Il est encore un peu tôt pour répondre à cette question. Nous manquons de recul. Ce qui est un peu déroutant pour nous, ce sont les réajustements réguliers que nous devons faire soit en raison de nouvelles recommandations soit en raison de la tension d’approvisionnement pour certains matériels. Cela nous oblige à nous réadapter constamment et à recommuniquer. Ces changements peuvent être déroutants pour les professionnels mais dès le début de la crise nous les avons informés que ce que nous disions un jour pouvait changer le lendemain. Au final, les équipes ont su très bien s’adapter à ces changements.
Nous sommes aidés dans nos missions par une organisation institutionnelle : la cellule de crise à laquelle nous sommes intégrés se réunit plusieurs fois par semaine et prend les décisions. Tout se passe dans la cohérence et dans la communication. Ceci permet une mise en application efficace ensuite sur le terrain.

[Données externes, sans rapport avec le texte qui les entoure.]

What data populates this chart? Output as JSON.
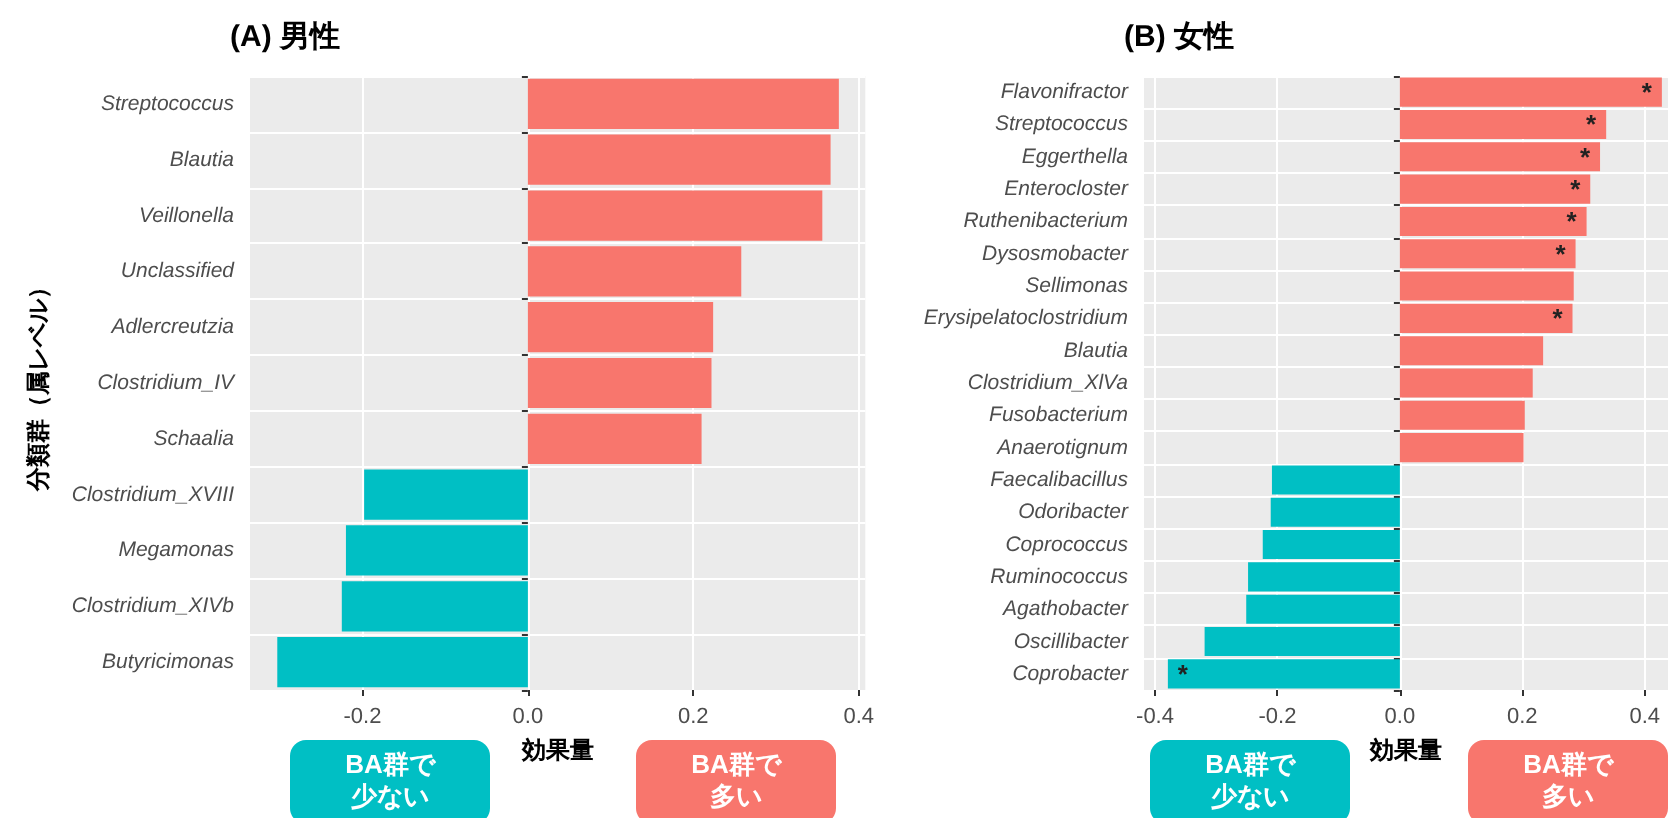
{
  "chart_data": [
    {
      "type": "bar",
      "orientation": "horizontal",
      "title": "(A) 男性",
      "xlabel": "効果量",
      "ylabel": "分類群（属レベル）",
      "categories": [
        "Streptococcus",
        "Blautia",
        "Veillonella",
        "Unclassified",
        "Adlercreutzia",
        "Clostridium_IV",
        "Schaalia",
        "Clostridium_XVIII",
        "Megamonas",
        "Clostridium_XIVb",
        "Butyricimonas"
      ],
      "values": [
        0.376,
        0.366,
        0.356,
        0.258,
        0.224,
        0.222,
        0.21,
        -0.198,
        -0.22,
        -0.225,
        -0.303
      ],
      "colors": [
        "#f8766d",
        "#f8766d",
        "#f8766d",
        "#f8766d",
        "#f8766d",
        "#f8766d",
        "#f8766d",
        "#00bfc4",
        "#00bfc4",
        "#00bfc4",
        "#00bfc4"
      ],
      "xlim": [
        -0.336,
        0.408
      ],
      "xticks": [
        -0.2,
        {
          "value": 0,
          "label": "0.0"
        },
        0.2,
        0.4
      ],
      "grid": true,
      "annotations": [
        "BA群で少ない",
        "BA群で多い"
      ]
    },
    {
      "type": "bar",
      "orientation": "horizontal",
      "title": "(B) 女性",
      "xlabel": "効果量",
      "categories": [
        "Flavonifractor",
        "Streptococcus",
        "Eggerthella",
        "Enterocloster",
        "Ruthenibacterium",
        "Dysosmobacter",
        "Sellimonas",
        "Erysipelatoclostridium",
        "Blautia",
        "Clostridium_XlVa",
        "Fusobacterium",
        "Anaerotignum",
        "Faecalibacillus",
        "Odoribacter",
        "Coprococcus",
        "Ruminococcus",
        "Agathobacter",
        "Oscillibacter",
        "Coprobacter"
      ],
      "values": [
        0.428,
        0.337,
        0.327,
        0.311,
        0.305,
        0.287,
        0.284,
        0.282,
        0.234,
        0.217,
        0.204,
        0.202,
        -0.209,
        -0.211,
        -0.224,
        -0.248,
        -0.251,
        -0.319,
        -0.379
      ],
      "colors": [
        "#f8766d",
        "#f8766d",
        "#f8766d",
        "#f8766d",
        "#f8766d",
        "#f8766d",
        "#f8766d",
        "#f8766d",
        "#f8766d",
        "#f8766d",
        "#f8766d",
        "#f8766d",
        "#00bfc4",
        "#00bfc4",
        "#00bfc4",
        "#00bfc4",
        "#00bfc4",
        "#00bfc4",
        "#00bfc4"
      ],
      "value_labels": [
        "*",
        "*",
        "*",
        "*",
        "*",
        "*",
        null,
        "*",
        null,
        null,
        null,
        null,
        null,
        null,
        null,
        null,
        null,
        null,
        "*"
      ],
      "xlim": [
        -0.418,
        0.438
      ],
      "xticks": [
        -0.4,
        -0.2,
        {
          "value": 0,
          "label": "0.0"
        },
        0.2,
        0.4
      ],
      "grid": true,
      "annotations": [
        "BA群で少ない",
        "BA群で多い"
      ]
    }
  ]
}
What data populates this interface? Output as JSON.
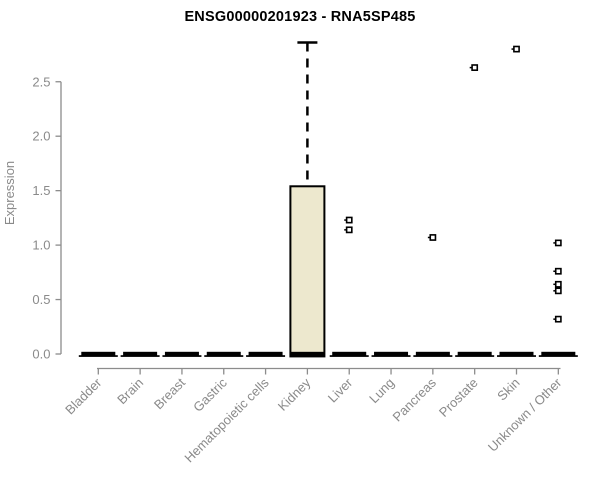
{
  "chart_data": {
    "type": "boxplot",
    "title": "ENSG00000201923 - RNA5SP485",
    "ylabel": "Expression",
    "xlabel": "",
    "y_ticks": [
      0.0,
      0.5,
      1.0,
      1.5,
      2.0,
      2.5
    ],
    "ylim": [
      0,
      2.9
    ],
    "grid": false,
    "legend": "none",
    "categories": [
      "Bladder",
      "Brain",
      "Breast",
      "Gastric",
      "Hematopoietic cells",
      "Kidney",
      "Liver",
      "Lung",
      "Pancreas",
      "Prostate",
      "Skin",
      "Unknown / Other"
    ],
    "series": [
      {
        "category": "Bladder",
        "q1": 0,
        "median": 0,
        "q3": 0,
        "whisker_low": 0,
        "whisker_high": 0,
        "outliers": []
      },
      {
        "category": "Brain",
        "q1": 0,
        "median": 0,
        "q3": 0,
        "whisker_low": 0,
        "whisker_high": 0,
        "outliers": []
      },
      {
        "category": "Breast",
        "q1": 0,
        "median": 0,
        "q3": 0,
        "whisker_low": 0,
        "whisker_high": 0,
        "outliers": []
      },
      {
        "category": "Gastric",
        "q1": 0,
        "median": 0,
        "q3": 0,
        "whisker_low": 0,
        "whisker_high": 0,
        "outliers": []
      },
      {
        "category": "Hematopoietic cells",
        "q1": 0,
        "median": 0,
        "q3": 0,
        "whisker_low": 0,
        "whisker_high": 0,
        "outliers": []
      },
      {
        "category": "Kidney",
        "q1": 0,
        "median": 0.02,
        "q3": 1.54,
        "whisker_low": 0,
        "whisker_high": 2.86,
        "outliers": []
      },
      {
        "category": "Liver",
        "q1": 0,
        "median": 0,
        "q3": 0,
        "whisker_low": 0,
        "whisker_high": 0,
        "outliers": [
          1.23,
          1.14
        ]
      },
      {
        "category": "Lung",
        "q1": 0,
        "median": 0,
        "q3": 0,
        "whisker_low": 0,
        "whisker_high": 0,
        "outliers": []
      },
      {
        "category": "Pancreas",
        "q1": 0,
        "median": 0,
        "q3": 0,
        "whisker_low": 0,
        "whisker_high": 0,
        "outliers": [
          1.07
        ]
      },
      {
        "category": "Prostate",
        "q1": 0,
        "median": 0,
        "q3": 0,
        "whisker_low": 0,
        "whisker_high": 0,
        "outliers": [
          2.63
        ]
      },
      {
        "category": "Skin",
        "q1": 0,
        "median": 0,
        "q3": 0,
        "whisker_low": 0,
        "whisker_high": 0,
        "outliers": [
          2.8
        ]
      },
      {
        "category": "Unknown / Other",
        "q1": 0,
        "median": 0,
        "q3": 0,
        "whisker_low": 0,
        "whisker_high": 0,
        "outliers": [
          1.02,
          0.76,
          0.64,
          0.58,
          0.32
        ]
      }
    ],
    "colors": {
      "box_fill": "#EDE8CE",
      "box_stroke": "#000000",
      "median": "#000000",
      "whisker": "#000000",
      "outlier_stroke": "#000000",
      "outlier_fill": "#FFFFFF",
      "axis_line": "#8C8C8C",
      "tick_label": "#8A8A8A",
      "title": "#000000",
      "background": "#FFFFFF"
    }
  }
}
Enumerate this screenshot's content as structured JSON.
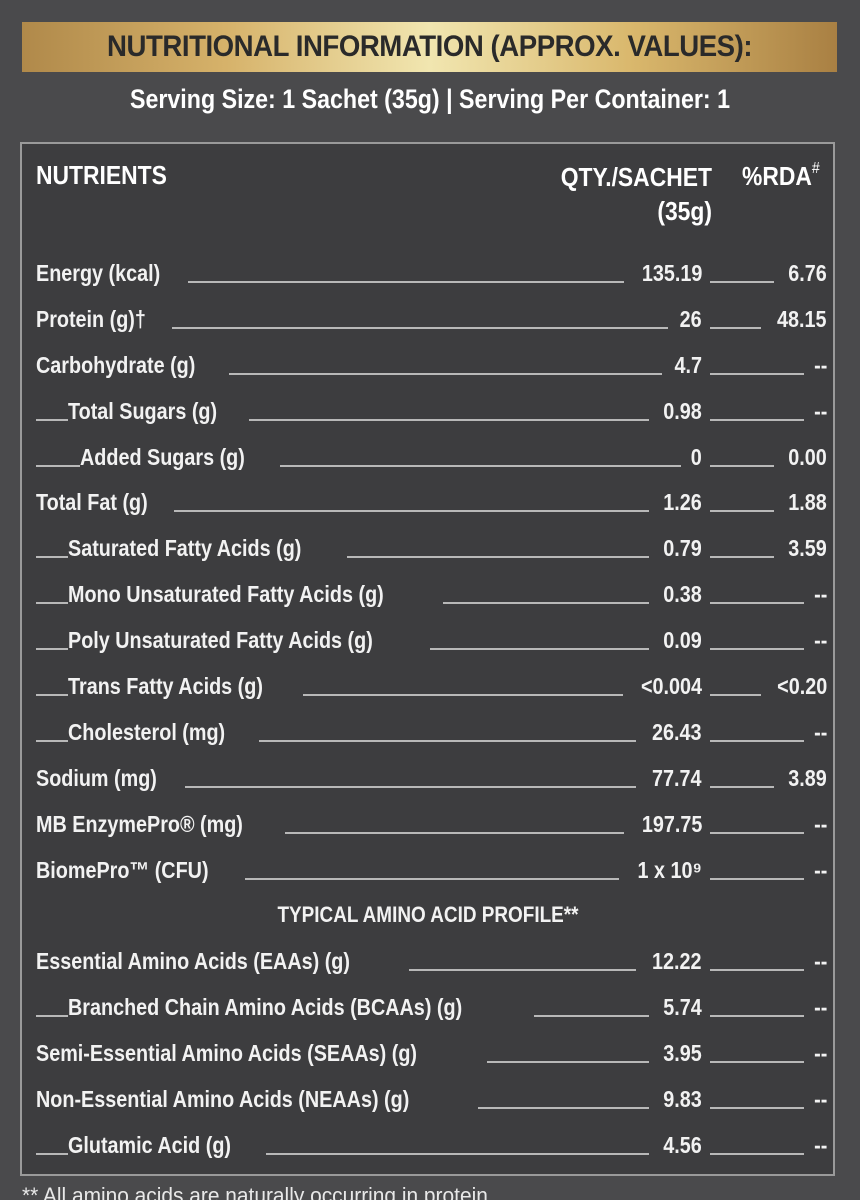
{
  "header": {
    "title": "NUTRITIONAL INFORMATION (APPROX. VALUES):",
    "serving": "Serving Size: 1 Sachet (35g) | Serving Per Container: 1"
  },
  "table": {
    "col_nutrients": "NUTRIENTS",
    "col_qty": "QTY./SACHET",
    "col_qty_sub": "(35g)",
    "col_rda": "%RDA",
    "col_rda_mark": "#",
    "rows": [
      {
        "name": "Energy (kcal)",
        "qty": "135.19",
        "rda": "6.76",
        "level": 0
      },
      {
        "name": "Protein (g)†",
        "qty": "26",
        "rda": "48.15",
        "level": 0
      },
      {
        "name": "Carbohydrate (g)",
        "qty": "4.7",
        "rda": "--",
        "level": 0
      },
      {
        "name": "Total Sugars (g)",
        "qty": "0.98",
        "rda": "--",
        "level": 1
      },
      {
        "name": "Added Sugars (g)",
        "qty": "0",
        "rda": "0.00",
        "level": 2
      },
      {
        "name": "Total Fat (g)",
        "qty": "1.26",
        "rda": "1.88",
        "level": 0
      },
      {
        "name": "Saturated Fatty Acids (g)",
        "qty": "0.79",
        "rda": "3.59",
        "level": 1
      },
      {
        "name": "Mono Unsaturated Fatty Acids (g)",
        "qty": "0.38",
        "rda": "--",
        "level": 1
      },
      {
        "name": "Poly Unsaturated Fatty Acids (g)",
        "qty": "0.09",
        "rda": "--",
        "level": 1
      },
      {
        "name": "Trans Fatty Acids (g)",
        "qty": "<0.004",
        "rda": "<0.20",
        "level": 1
      },
      {
        "name": "Cholesterol (mg)",
        "qty": "26.43",
        "rda": "--",
        "level": 1
      },
      {
        "name": "Sodium (mg)",
        "qty": "77.74",
        "rda": "3.89",
        "level": 0
      },
      {
        "name": "MB EnzymePro® (mg)",
        "qty": "197.75",
        "rda": "--",
        "level": 0
      },
      {
        "name": "BiomePro™ (CFU)",
        "qty": "1 x 10⁹",
        "rda": "--",
        "level": 0
      }
    ],
    "amino_heading": "TYPICAL AMINO ACID PROFILE**",
    "amino_rows": [
      {
        "name": "Essential Amino Acids (EAAs) (g)",
        "qty": "12.22",
        "rda": "--",
        "level": 0
      },
      {
        "name": "Branched Chain Amino Acids (BCAAs) (g)",
        "qty": "5.74",
        "rda": "--",
        "level": 1
      },
      {
        "name": "Semi-Essential Amino Acids (SEAAs) (g)",
        "qty": "3.95",
        "rda": "--",
        "level": 0
      },
      {
        "name": "Non-Essential Amino Acids (NEAAs) (g)",
        "qty": "9.83",
        "rda": "--",
        "level": 0
      },
      {
        "name": "Glutamic Acid (g)",
        "qty": "4.56",
        "rda": "--",
        "level": 1
      }
    ]
  },
  "footnote": "** All amino acids are naturally occurring in protein"
}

Comment vivez-vous la situation ?
Nous avons dû être présents dès le début de l’alerte épidémique, avant l’apparition des premiers cas pour que tout soit prêt. Il y a eu ensuite une autre phase, celle de l’accompagnement des équipes lorsque les patients atteints sont arrivés au CHU. Maintenant, il y a un autre enjeu, celui de la reprise de l’activité des soins dans un contexte où le virus circule toujours sur le territoire.
Notre équipe est beaucoup sollicitée de par ses missions de prévention du risque infectieux.
Quelles leçons tirez-vous déjà de cette crise exceptionnelle ?
Nous ne savons pas si c’est une leçon mais, dans tous les cas, c’est un constat : nous nous rendons compte qu’il y a de nombreuses équipes soignantes qui, grâce à cette crise, se posent beaucoup de questions sur leur façon de travailler au quotidien. Cela est plutôt intéressant, parce qu’indépendamment de tout ce qui se passe aujourd’hui, le personnel hospitalier repositionne les précautions dites « standard » dans sa pratique quotidienne. C’est un premier point positif. Certainement qu’il y aura un « après covid » dans la prise en charge des patients et dans notre vie intra-hospitalière.